Ralph Brinster on the success of his giant mouse experiment

It was the scientific journal cover seen around the world: an average size mouse being dwarfed by this super-sized sibling. Picked up by newspapers from New York to Hong Kong in 1982, the image was seen by millions.

Why? Those mice represented the groundbreaking genetic work of veterinarian Ralph Brinster—proof that it was possible to transfer a gene from one animal into the embryo of another in a way that ensured the gene was not only expressed in the first animal, but in its offspring as well. This work, known as transgenics, has the potential to change fields as diverse as cancer treatment and the production of food crops.

Growing up on a farm, Brinster had ample opportunities to see firsthand how important breeding was and how it passed along characteristics from one generation of animal to the next.

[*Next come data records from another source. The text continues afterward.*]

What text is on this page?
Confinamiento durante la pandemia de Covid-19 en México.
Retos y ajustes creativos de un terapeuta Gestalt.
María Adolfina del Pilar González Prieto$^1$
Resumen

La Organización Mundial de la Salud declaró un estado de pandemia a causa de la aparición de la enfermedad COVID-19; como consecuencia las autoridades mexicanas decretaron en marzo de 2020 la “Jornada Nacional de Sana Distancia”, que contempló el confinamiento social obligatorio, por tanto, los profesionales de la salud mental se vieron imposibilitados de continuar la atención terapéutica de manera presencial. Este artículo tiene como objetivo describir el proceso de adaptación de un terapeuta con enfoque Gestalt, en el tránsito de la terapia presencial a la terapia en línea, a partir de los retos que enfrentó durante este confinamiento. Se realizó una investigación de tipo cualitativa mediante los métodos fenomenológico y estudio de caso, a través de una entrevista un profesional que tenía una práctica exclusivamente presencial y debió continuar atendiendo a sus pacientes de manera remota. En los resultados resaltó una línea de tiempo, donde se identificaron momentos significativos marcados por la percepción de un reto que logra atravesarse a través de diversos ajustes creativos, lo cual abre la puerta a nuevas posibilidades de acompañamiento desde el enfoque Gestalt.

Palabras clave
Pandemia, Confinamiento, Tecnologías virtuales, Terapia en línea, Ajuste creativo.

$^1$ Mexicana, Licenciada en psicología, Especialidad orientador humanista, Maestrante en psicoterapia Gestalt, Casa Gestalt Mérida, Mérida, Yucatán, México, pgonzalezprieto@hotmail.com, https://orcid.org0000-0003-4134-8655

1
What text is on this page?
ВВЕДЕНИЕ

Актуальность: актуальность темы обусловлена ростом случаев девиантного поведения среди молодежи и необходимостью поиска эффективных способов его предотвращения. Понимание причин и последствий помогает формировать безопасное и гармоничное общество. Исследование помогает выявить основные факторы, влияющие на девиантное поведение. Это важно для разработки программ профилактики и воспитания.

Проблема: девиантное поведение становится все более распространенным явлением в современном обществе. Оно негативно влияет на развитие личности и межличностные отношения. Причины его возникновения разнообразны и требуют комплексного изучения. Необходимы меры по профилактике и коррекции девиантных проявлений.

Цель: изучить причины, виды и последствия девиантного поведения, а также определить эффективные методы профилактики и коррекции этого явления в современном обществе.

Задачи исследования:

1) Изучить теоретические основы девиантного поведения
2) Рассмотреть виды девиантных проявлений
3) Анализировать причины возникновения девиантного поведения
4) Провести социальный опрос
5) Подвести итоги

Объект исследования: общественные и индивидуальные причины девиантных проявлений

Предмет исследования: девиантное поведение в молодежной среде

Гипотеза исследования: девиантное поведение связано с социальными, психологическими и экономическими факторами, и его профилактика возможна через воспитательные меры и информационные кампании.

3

Germ lines, a technical name for sex cells like eggs and sperm, are the way that sexually reproducing creatures pass on their genes. In Brinster’s own words, “they are the only cells that biology really cares about.”

Brinster was the first to develop a way to observe and manipulate these cells and the embryos that result from them outside the body. The method he developed, still widely used today, allowed him to understand more about germ line cells and embryo development—and how alterations of those cells might be possible.

From there, he and collaborator Walter Palmiter went on to refine their revolutionary method of creating transgenic creatures that were able to pass their modified genes on to their offspring. Their creation of a transgenic mouse not only made Brinster the first veterinarian to win a National Medal of Science, but shined a light on how we might one day be able to use genetic therapies to treat a range of disorders like cystic fibrosis and cancer.